A medication error is defined as "any preventable event that may cause or lead to inappropriate medication use or patient harm while the medication is in the control of the healthcare professional, patient, or consumer,” according to the National Coordinating Council for Medication Error Reporting and Prevention.
An estimated 237 million medication errors occur in the NHS in England every year. This number represents the sum of medication errors over all stages of the medication use process. Most errors occur during drug administration (54%), followed by prescribing (21%) and dispensing (16%). The majority of medication errors (72%) have little/no potential for harm, and only 2% have potential to cause severe harm.
One of the recommendations to reduce medication errors and harm is to use the “five rights”: the right patient, the right drug, the right dose, the right route, and the right time.
According to the NHS Patient Safety Strategy, “Medication errors are any Patient Safety Incidents (PSI) where there has been an error in the process of prescribing, preparing, dispensing, administering and monitoring or providing advice on medicines". The NHS Medicines Safety Improvement Programme has been established to address the most important causes of severe harm associated with medicines and aims to reduce severe avoidable medication-related harm by 50% by March 2024.
Prescribing errors can be reduced by incorporating decision support software into the electronic prescribing protocol, although many of the warnings generated by this type of software are of no clinical significance and are often regarded as an intrusion or an inconvenience and are usually ignored. A pharmacist’s signing off a prescription before it is dispensed will also capture potential prescribing errors.
Dispensing errors are usually identified before the prescription is issued by a second check but with the introduction of dispensing/distribution robots in most hospital pharmacies, dispensing errors have almost been eliminated.
The focus today is to reduce drug administration errors. In surveys, the most common errors were late or early administration of drugs or drug omission. Distractions and interruptions are a regular part of nurses’ working lives. If these occur when nurses are preparing and administering medicines, they can lead to drug errors that compromise patient safety. Poor numeracy and the need for complex calculations have also been highlighted as contributory factors to medication errors in both hospitals and in the community.
However, many of these errors can be eliminated by the provision of medicines in a ‘ready-to-administer’ format where no manipulation is required before administration to the patient. Individual doses should have machine readable codes on the label to ensure correct drug identification.
Ready-to-administer injections (RTA)
Injectable drugs should be made available in a ready-to-administer (RTA) format.
The World Health Organization (WHO) defines RTA as “an injectable medicine that requires no further dilution or reconstitution and is presented in the final container or device, ready for administration or connection to a needle or administration set”.
The preparation of IV medications at the bedside requires multiple steps and reducing these complex steps and manipulations can reduce the number of errors. Additionally, the use of prefilled RTA syringes can help reduce unnecessary wastage of medications by optimising pharmaceutical product size.

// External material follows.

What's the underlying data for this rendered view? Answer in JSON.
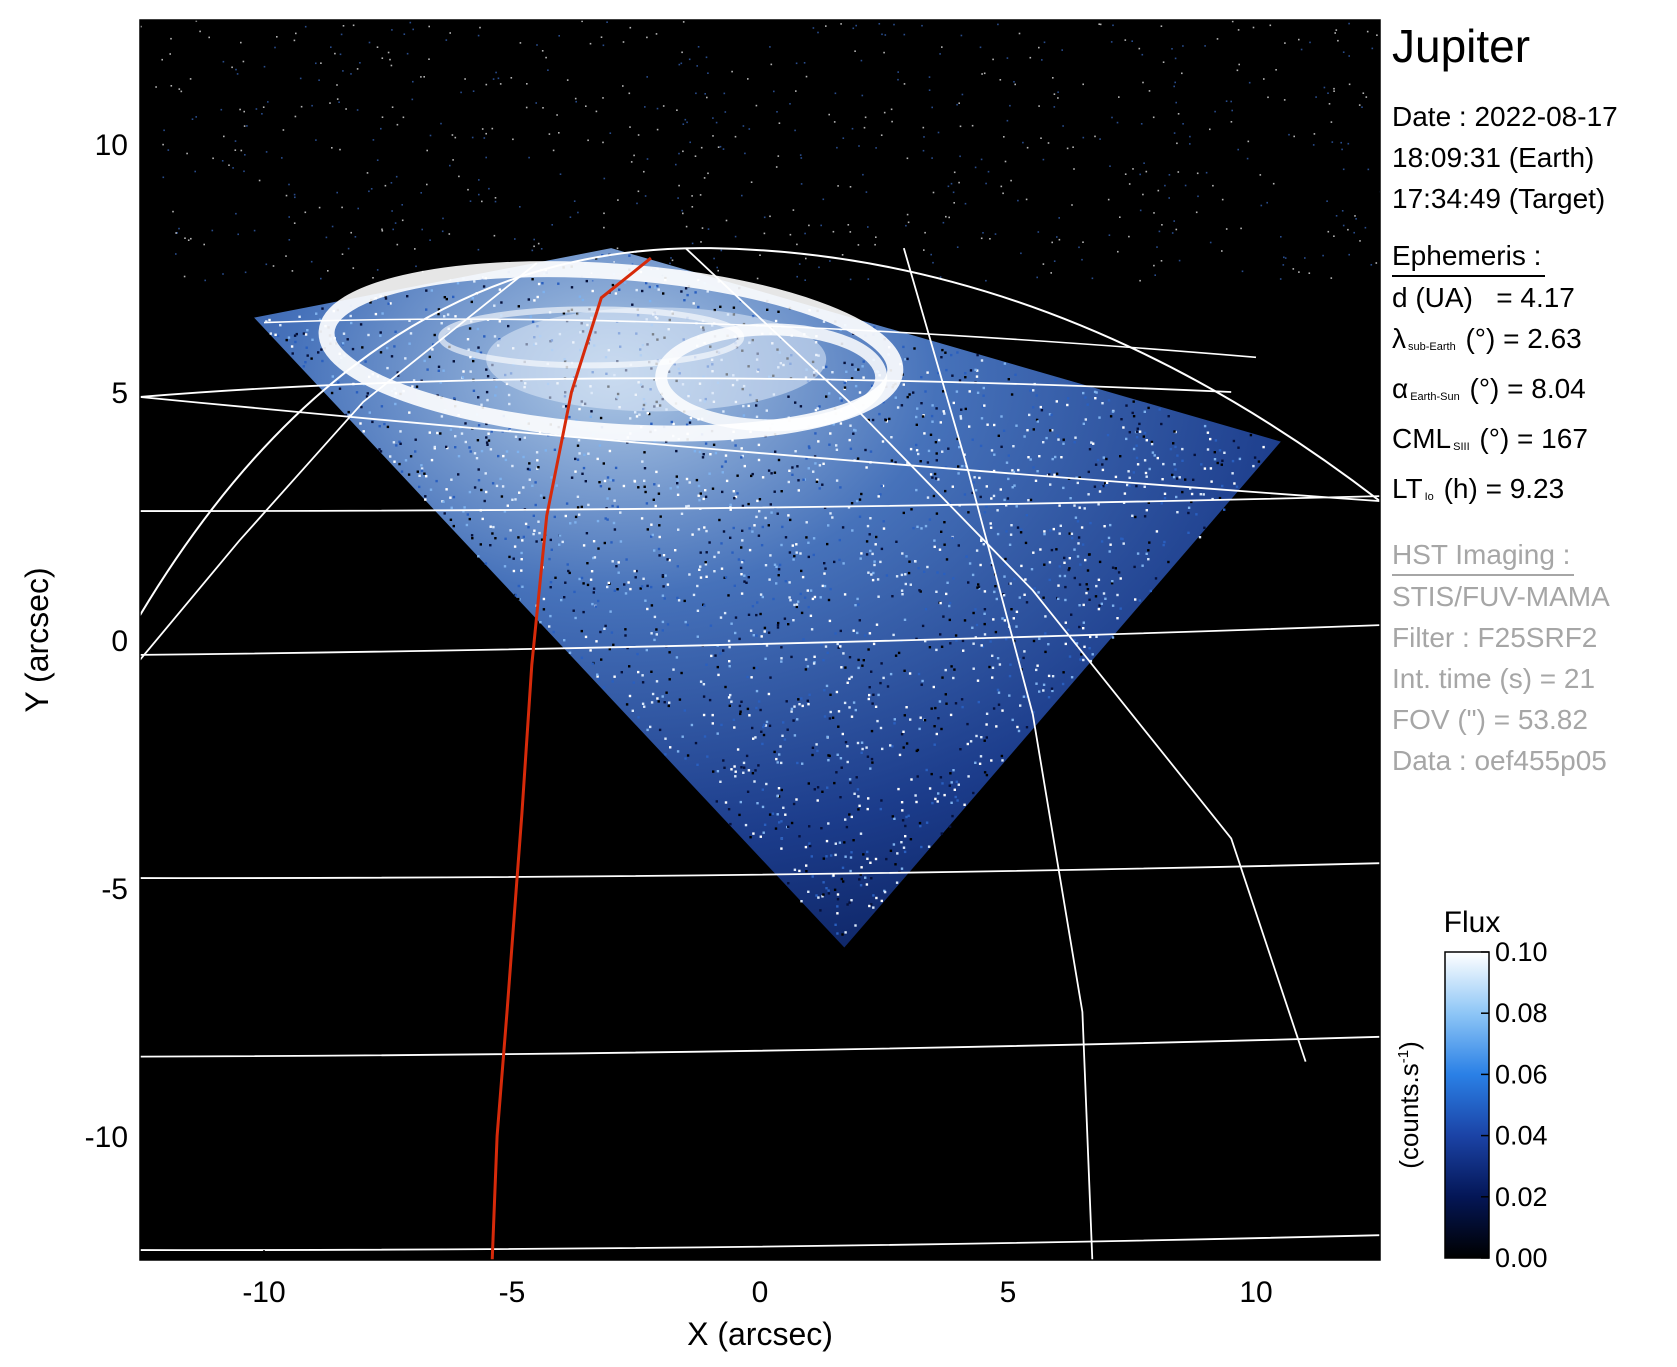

Healthcare professionals responsible for administering injectable drugs should demand RTA preparations. In the first instance, hospital pharmacies should prepare high-risk injectable medicines in their aseptic compounding units or purchase them from third party contractors. Looking to the future, the pharmaceutical industry should offer licensed injectable medicines in a RTA format. Manufacturer-prepared RTA prefilled syringes can play an important role in simplifying these processes and reducing errors and potential patient harm. When contracts for injectable drugs are awarded, priority should be given to those products that are presented in a RTA format. Purchasing for safety must be implemented and not just discussed.
Unit dose drug distribution (UDD)
Unit dose drug distribution is a system that provides the prescribed dose of a specific drug for a certain patient at a specific time. It differs from other systems in that each dose of a prescribed drug is packaged individually, in a ready-to-administer form. Each dose is labelled so that it retains its identity right up to the time it is administered to the patient. The package, labelled with the drug name, strength, batch number, and expiry date, virtually eliminates contamination resulting from transfer and handling of the drug. Unused medications can safely be reissued. In addition, the system sharply reduces the potential for medication errors. For blister-packed tablets and capsules, separation of individual blisters and over-wrapping them in individual sachets has the advantage that the integrity and stability of the original pack is not compromised.
Using a ‘closed-loop’ process where the patient, the drug and the healthcare worker are identified, a safer system for drug administration can be established using unit doses with the added advantages of reduced drug wastage, reduction in nursing time and reduced inventory on the ward.
Medication errors, particularly drug administration errors can be reduced considerably by redesigning packaging, eliminating the preparation of doses in clinical areas and simplifying the medicine rounds. This can all be brought about at no overall additional cost to the healthcare provider by utilising the efficiencies generated by the new practices.
1. Elliott RA, Camacho E, Jankovic D, et al. Economic analysis of the prevalence and clinical and economic burden of medication error in England. BMJ Qual Saf 2020:1-10. doi:10.1136/ bmjqs-2019-010206.